Forms of Co-Ownership

By: Roger Truemper, Esquire  


There are two forms of ownership in which unmarried persons can own property together.  One form is termed “joint tenants with the right of survivorship”.  The other form is termed “tenants in common”.  Each of these forms of ownership have separate and distinct characteristics.

                     Joint Tenancy. Under a joint tenancy, each tenant owns an undivided interest in the whole estate.  The distinguishing characteristic of the joint tenancy is the right of survivorship.  The right of survivorship means that when one joint tenant dies, the remaining joint tenant retains ownership of the entire estate no longer subject to the interest of the deceased co-tenant.  Also, under a joint tenancy, since each tenant owns an undivided interest in the whole, a creditor of one joint tenant does not have rights to execute and force a sale of the property while the property is jointly owned.

                     Tenants in Common.  Under tenant in common, each tenant has a distinct undivided, separate interest in the property.  There is no right of survivorship under the tenants in common form of joint ownership.  Upon death of a co-tenant, the separate interest in the property pass by succession to that co-tenant’s heirs.  Also, each interest may be separately conveyed by deed or devised by will.  With respect to creditors, the interest of a co-tenant is subject to the claims of the co-tenant’s creditors.


 In Delaware a husband and wife may hold title jointly as tenants by the entireties, joint tenants or as tenants-in-common. 

 Tenants by the Entireties.  In Delaware a deed of conveyance into both husband and wife without specifying the nature of the tenancy creates a tenancy by the entireties.  Thus, there is a presumption that property owned by spouses will hold title as tenants by the entireties.

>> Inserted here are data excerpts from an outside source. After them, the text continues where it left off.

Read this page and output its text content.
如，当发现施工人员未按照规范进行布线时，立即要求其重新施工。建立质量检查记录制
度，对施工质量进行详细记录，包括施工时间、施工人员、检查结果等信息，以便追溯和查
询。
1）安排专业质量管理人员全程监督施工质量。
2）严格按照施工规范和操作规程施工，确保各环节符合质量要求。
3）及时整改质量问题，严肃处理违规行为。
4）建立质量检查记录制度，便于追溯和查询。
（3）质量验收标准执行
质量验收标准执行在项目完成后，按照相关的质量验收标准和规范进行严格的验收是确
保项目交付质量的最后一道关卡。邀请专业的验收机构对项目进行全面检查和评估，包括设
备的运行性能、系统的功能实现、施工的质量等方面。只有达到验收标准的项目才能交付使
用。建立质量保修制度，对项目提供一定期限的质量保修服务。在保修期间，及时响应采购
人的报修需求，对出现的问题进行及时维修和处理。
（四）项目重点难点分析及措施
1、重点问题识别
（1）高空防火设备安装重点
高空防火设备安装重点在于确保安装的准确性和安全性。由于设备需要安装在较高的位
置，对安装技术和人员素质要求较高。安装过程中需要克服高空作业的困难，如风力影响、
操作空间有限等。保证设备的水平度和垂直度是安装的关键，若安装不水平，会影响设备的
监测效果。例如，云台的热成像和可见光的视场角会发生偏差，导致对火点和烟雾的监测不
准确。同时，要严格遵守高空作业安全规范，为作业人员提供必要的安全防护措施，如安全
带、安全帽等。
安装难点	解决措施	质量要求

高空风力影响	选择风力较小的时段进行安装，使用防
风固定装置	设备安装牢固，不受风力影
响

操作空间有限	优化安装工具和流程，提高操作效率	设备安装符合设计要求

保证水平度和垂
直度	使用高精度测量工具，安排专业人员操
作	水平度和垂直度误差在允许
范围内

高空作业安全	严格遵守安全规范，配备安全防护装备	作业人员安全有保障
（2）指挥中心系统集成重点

 A tenancy by the entirety cannot be severed by act of one spouse without the consent of the other.  Such estate may be severed by death of one, joint action, divorce or other circumstances by which the essential unity of the parties has been destroyed.  Upon final entry of divorce, the parties to the tenancy by the entireties become tenants-in-common.

 When land is held as tenants by the entireties, a judgment or other lien (except federal tax liens) against one spouse is not, during the joint lives of the spouses, a lien on the property.  Such liens are deemed to be an inchoate lien in the property that can be defeated by conveyance of the property while the property is still owned as tenants by the entireties.  With respect to federal tax liens, the United States Supreme Court in United States v. Craft, 535 U.S. 274 (2002) ruled that a federal tax lien against one spouse is attachable against property held by a husband and wife as tenants by the entireties.

 Under an estate held as tenants by the entireties, each spouse owns the whole estate while both live and at death of either, the surviving spouse continues to own the whole and title vests solely in such survivor.

 Same-Sex Marriage

 The Civil Marriage Equality and Religious Freedom Act of 2013 gave same-sex couples the right to marry in Delaware and afforded such couples the same rights as married couples of different genders including the right to own real property as tenants by the entireties. The Act ended the former right to enter into civil unions in Delaware and converted existing Delaware civil unions into marriages.  The Act further recognizes couples who have marriages, civil unions or registered domestic partnerships from other states as spouses for all purposes.